Speaking of Unsafe, do you know where I can find more information about Sun's "Unsafe" class? Doug Lea seems to use this class a lot in his concurrency package, but there is little documentation on it.

pveentjer said...

Another tricky this escape from a constructor is calling instance methods and allowing a subclass to override the methods.

Jeremy Manson said...

If lastConstructed was volatile but then the reference was unsafely published to another thread, then the String would not be immutable. Right?

It wouldn't be thread-safe because it was immutable, but it would be thread-safe because lastConstructed was volatile.

Jeremy Manson said...

Speaking of Unsafe, do you know where I can find more information about Sun's "Unsafe" class? Doug Lea seems to use this class a lot in his concurrency package, but there is little documentation on it.
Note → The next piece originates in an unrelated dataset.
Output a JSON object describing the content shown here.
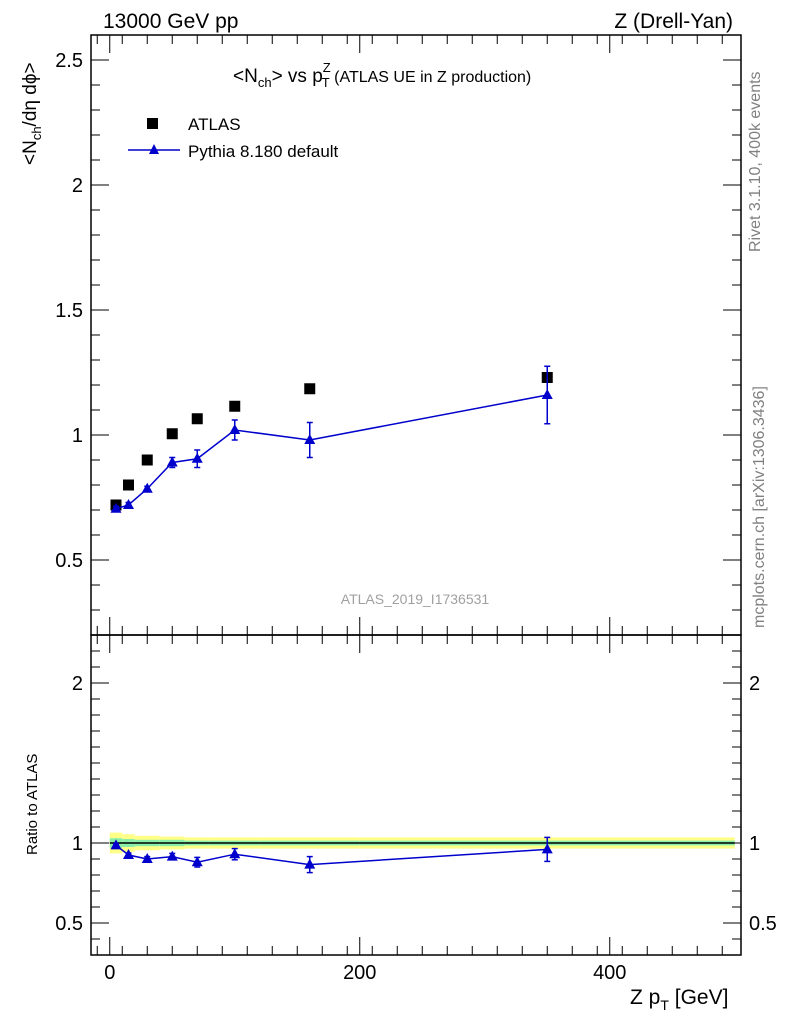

I should do a post on this at some point. The upshot is that the JDK is now available under the GPL, so you can just go look at the code (http://openjdk.java.net). You have to do one of two things to get it to work, though:

1) Stick the class that uses it in your bootclasspath, or

2) Use reflection to get the field that stores the unique Unsafe object:
Field field =   Unsafe.class.getDeclaredField("theUnsafe");
field.setAccessible(true);
return (Unsafe)field.get(null);

(Or something)

Jeremy Manson said...

Another tricky this escape from a constructor is calling instance methods and allowing a subclass to override the methods.

Yep! The nasty interactions of concurrency and inheritance is probably worth a chapter or two in a book.

Matt Drees said...

So, how about if a reference escapes the constructor, but in a (seemingly) controlled way:

final class Superhero {
  final Sidekick sidekick;

  Superhero() {
    sidekick = new Sidekick(this);
  }

  public Sidekick getSidekick() {...}

  public static final class Sidekick {
    final Superhero hero;

    Sidekick(Superhero hero) {
      this.hero = hero;
    }

    public Superhero getHero() {...}
  }
}

Can Superhero be considered immutable? If not, is it at least thread-safe?

Jeremy Manson said...

@Matt - this is okay. This is also pretty much how everyone implements instance inner classes - they have a final reference to the outer class instance.

javarevisited said...

Good article.
It would have been good if you include some example from standard java library.

e.g. String is immutable

Amit Verma said...

I have read somewhere that for final fields compilers are not required to synchronize their cache with the main memory as it is required for the normal fields.But if data of the final field can be changed as done in method setZerothElt() of one of your example, then how java compilers ensure the visibility of data of final fields among different threads?

Amit Verma said...

If in a class A we have a final field b, which refers to class B and Class B contains non-final fields.
In this case does JMM guarantees that object A is constructed completely and is visible to all the threds after the constructor of A is completed because there might be a case that field b of class A contains not fully initialized object of class B.

Jeremy Manson said...

@Amit - in response to your first question: The use of setZerothElement results in a violation of immutability. The updates are not guaranteed to be seen by other threads.

In response to your second question: Other threads are guaranteed to see the fields of b at least as up to date as they were when the constructor for a finished. If changes occur after that, the other threads may or may not see them.